The group pushed for student sukkah to be built off-campus this year. Why?

by
Yair Rosenberg
October 15, 2014
Nicolet High School in Glendale, Wisconsin. (Wikipedia)
Nicolet High School in Glendale, Wisconsin. (Wikipedia)

During the week-long festival of Sukkot, which is currently being celebrated by Jews around the world, observant Jews are required to eat all of their meals in the Sukkah–the temporary hut from which the holiday takes its name. This can pose problems in professional and educational settings where a Sukkah is not readily available, forcing Jews to choose between having lunch or observing their religion.
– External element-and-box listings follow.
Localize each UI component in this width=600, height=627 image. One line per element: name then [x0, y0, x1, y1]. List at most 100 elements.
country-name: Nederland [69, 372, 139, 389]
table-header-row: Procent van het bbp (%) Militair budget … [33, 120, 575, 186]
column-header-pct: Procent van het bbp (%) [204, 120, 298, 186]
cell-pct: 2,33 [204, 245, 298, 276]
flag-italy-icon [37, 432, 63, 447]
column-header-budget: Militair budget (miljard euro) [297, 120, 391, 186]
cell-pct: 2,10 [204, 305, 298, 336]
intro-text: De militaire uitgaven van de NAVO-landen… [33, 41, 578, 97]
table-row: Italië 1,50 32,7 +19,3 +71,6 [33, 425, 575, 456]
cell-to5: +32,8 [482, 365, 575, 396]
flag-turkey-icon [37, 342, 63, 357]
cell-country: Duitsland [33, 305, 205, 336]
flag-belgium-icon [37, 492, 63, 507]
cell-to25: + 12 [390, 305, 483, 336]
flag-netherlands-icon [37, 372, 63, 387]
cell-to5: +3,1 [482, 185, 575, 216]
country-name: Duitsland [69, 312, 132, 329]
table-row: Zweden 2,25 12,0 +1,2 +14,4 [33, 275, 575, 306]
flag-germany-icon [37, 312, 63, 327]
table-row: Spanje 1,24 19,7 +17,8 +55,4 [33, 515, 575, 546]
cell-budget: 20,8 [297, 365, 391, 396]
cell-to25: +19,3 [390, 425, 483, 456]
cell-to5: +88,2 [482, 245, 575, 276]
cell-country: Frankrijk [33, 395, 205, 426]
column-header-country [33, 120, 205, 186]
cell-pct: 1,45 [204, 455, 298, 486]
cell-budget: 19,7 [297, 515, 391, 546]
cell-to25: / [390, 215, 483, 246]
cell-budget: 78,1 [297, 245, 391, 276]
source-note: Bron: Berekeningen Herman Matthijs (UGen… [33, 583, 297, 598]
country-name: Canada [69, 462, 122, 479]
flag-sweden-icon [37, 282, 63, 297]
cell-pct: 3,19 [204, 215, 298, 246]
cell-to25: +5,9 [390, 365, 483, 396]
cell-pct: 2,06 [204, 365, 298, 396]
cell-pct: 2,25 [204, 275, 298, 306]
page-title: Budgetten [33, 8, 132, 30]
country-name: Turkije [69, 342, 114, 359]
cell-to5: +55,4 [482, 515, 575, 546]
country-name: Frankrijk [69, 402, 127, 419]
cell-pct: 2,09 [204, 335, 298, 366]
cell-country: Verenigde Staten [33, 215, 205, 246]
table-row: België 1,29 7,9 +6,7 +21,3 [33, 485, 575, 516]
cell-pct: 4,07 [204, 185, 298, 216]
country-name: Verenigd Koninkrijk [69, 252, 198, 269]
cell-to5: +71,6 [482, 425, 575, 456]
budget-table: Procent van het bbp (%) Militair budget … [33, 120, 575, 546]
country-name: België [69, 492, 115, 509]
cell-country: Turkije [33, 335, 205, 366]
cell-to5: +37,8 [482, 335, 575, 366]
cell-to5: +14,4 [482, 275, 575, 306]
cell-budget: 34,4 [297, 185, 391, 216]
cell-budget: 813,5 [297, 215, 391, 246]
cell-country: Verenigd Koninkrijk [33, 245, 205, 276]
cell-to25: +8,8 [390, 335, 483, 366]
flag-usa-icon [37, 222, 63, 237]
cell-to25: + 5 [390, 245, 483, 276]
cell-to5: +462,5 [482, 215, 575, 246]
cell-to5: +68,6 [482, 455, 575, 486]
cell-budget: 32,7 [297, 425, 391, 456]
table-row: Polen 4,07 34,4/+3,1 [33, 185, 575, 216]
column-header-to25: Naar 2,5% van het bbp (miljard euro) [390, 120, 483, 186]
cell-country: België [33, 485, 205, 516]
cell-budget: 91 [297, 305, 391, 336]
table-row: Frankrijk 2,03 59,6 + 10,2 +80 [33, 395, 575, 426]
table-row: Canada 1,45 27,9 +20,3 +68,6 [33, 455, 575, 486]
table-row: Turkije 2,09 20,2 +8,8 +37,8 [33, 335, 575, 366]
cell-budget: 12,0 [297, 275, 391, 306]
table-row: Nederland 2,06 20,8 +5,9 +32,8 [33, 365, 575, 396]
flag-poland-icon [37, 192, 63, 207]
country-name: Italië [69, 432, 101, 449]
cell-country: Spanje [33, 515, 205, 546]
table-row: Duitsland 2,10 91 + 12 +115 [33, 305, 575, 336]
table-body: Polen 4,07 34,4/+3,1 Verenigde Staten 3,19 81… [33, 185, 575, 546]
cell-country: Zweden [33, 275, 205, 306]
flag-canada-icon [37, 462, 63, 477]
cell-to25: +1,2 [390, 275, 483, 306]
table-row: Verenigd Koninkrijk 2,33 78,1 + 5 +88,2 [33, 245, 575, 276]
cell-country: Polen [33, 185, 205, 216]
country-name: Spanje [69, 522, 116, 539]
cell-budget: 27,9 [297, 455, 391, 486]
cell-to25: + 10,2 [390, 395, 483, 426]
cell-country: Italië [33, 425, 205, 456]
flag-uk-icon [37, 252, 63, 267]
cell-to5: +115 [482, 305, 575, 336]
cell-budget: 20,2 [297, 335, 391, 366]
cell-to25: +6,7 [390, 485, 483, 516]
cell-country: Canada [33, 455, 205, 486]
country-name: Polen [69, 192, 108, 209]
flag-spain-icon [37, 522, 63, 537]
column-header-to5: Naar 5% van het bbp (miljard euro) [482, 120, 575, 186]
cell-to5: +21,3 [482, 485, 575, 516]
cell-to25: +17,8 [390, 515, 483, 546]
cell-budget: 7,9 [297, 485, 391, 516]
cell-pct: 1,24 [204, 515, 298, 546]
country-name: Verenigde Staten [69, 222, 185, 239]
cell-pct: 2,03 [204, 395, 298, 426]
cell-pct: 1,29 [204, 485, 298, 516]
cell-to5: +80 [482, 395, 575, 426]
Thankfully, in recent years, businesses and schools have become sensitive to this concern, and Sukkot can now be found everywhere from the Massachusetts Institute of Technology to Google headquarters across the globe.

But one place you won’t find a Sukkah, reports the Milwaukee-Wisconsin Journal Sentinel, is at Nicolet High School in Wisconsin, despite the fact that Jewish students built one there last year without a problem. The reason? The Milwaukee Jewish Federation objected to the hut as a violation of the “separation of church and state,” and forced it to move off campus.
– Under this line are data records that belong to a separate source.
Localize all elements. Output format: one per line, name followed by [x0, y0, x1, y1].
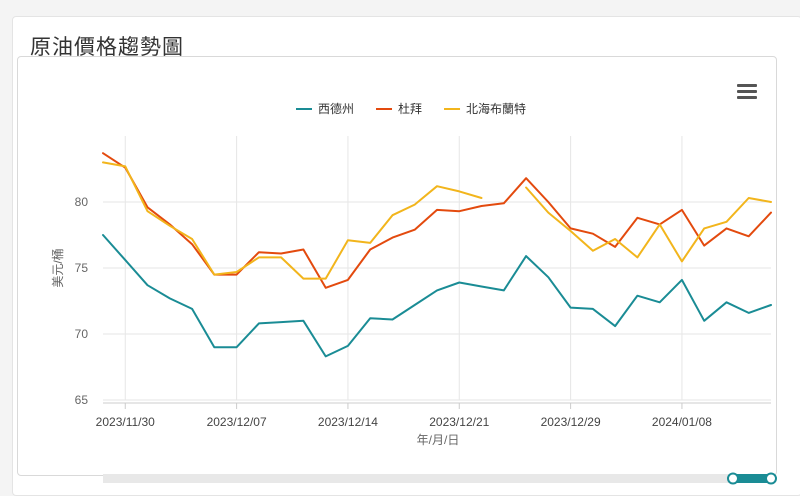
x-tick-label: 2023/11/30 — [96, 415, 155, 429]
navigator-left-handle[interactable] — [727, 472, 739, 485]
navigator-track[interactable] — [103, 474, 771, 483]
menu-bar-icon — [737, 90, 757, 93]
y-tick-label: 75 — [75, 261, 89, 275]
grid-lines — [103, 136, 771, 404]
y-tick-label: 70 — [75, 327, 89, 341]
series-lines — [102, 152, 772, 358]
navigator[interactable] — [103, 472, 777, 485]
y-axis-ticks: 65 70 75 80 — [75, 195, 89, 407]
x-tick-label: 2023/12/07 — [207, 415, 267, 429]
x-axis-ticks: 2023/11/30 2023/12/07 2023/12/14 2023/12/21… — [96, 403, 712, 429]
series-line[interactable] — [102, 234, 772, 358]
legend-label: 杜拜 — [398, 101, 422, 116]
x-tick-label: 2023/12/21 — [429, 415, 489, 429]
navigator-right-handle[interactable] — [765, 472, 777, 485]
legend-label: 北海布蘭特 — [466, 101, 526, 116]
page-title: 原油價格趨勢圖 — [30, 36, 184, 59]
x-tick-label: 2024/01/08 — [652, 415, 712, 429]
menu-bar-icon — [737, 84, 757, 87]
legend-item[interactable]: 北海布蘭特 — [444, 101, 526, 116]
x-tick-label: 2023/12/29 — [541, 415, 601, 429]
legend-item[interactable]: 杜拜 — [376, 101, 422, 116]
y-tick-label: 80 — [75, 195, 89, 209]
legend-label: 西德州 — [318, 101, 354, 116]
y-tick-label: 65 — [75, 393, 89, 407]
x-axis-label: 年/月/日 — [417, 433, 460, 447]
series-line[interactable] — [102, 161, 772, 280]
chart-menu-button[interactable] — [737, 84, 757, 100]
legend[interactable]: 西德州 杜拜 北海布蘭特 — [296, 101, 526, 116]
menu-bar-icon — [737, 96, 757, 99]
x-tick-label: 2023/12/14 — [318, 415, 378, 429]
legend-item[interactable]: 西德州 — [296, 101, 354, 116]
navigator-window[interactable] — [733, 474, 771, 483]
chart-container — [17, 56, 777, 476]
y-axis-label: 美元/桶 — [50, 248, 65, 287]
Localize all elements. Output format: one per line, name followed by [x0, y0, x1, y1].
This stance by the federation, backed by some students and vehemently opposed by others, raises some unsettling questions. If a Muslim pupil sought space in school for his private daily prayers, would the federation advocate against it? If a Jew sought kosher food from the school meal plan–which her family funds with their taxes–would the federation denounce her? If not, why then is the federation acting to prevent observant students from being able to eat meals at school over the holiday of Sukkot?

None of these accommodations involve inserting religion into the classroom; they simply make it possible for students to personally and voluntarily adhere to the tenets of their faith while on school grounds. Surely this is a goal that deserves the support of a Jewish communal organization, not its opposition. Indeed, if Jewish students make the effort to build their own Sukkah at their school, with the approval of the administration, isn’t this exactly the sort of youthful initiative that establishment organizations should be applauding? And shouldn’t a Jewish federation be trying to make it easier to be Jewish, not harder?

But beyond the atmosphere of exclusion fostered by the federation’s attitude, there is an equally problematic pedagogical pitfall here. Pushing religious expression off campus defeats the purpose of public education, which is to prepare students for the outside world and all of the people and ideas they will encounter there. Restricting which religious practices students may privately adhere to in school doesn’t simply inconvenience and oppress the Jewish student who needs to eat in a Sukkah or the Muslim one who requires halal food; it fosters ignorance among the rest of the student body as to the multiplicity and meaning of faith in the broader society. A school that has been scrupulously sanitized of any trace of religious expression doesn’t resemble the outside world and doesn’t prepare its diverse students to co-exist within it. Rather than teaching tolerance, it enforces conformity.

It need not be this way. A Sukkah on campus is an opportunity for others to learn about Jews and their traditions, dispelling the ignorance from which prejudice stems and replacing it with knowledge and appreciation. Expelling a Sukkah from campus, by contrast, prevents that crucial conversation from taking place.

Our public schools should be models of pluralism that teach students to accept and respect difference, not the one place in the world where it is artificially expunged. And if anyone should understand the urgent need to dignify the right of others to be different, it’s a Jewish federation.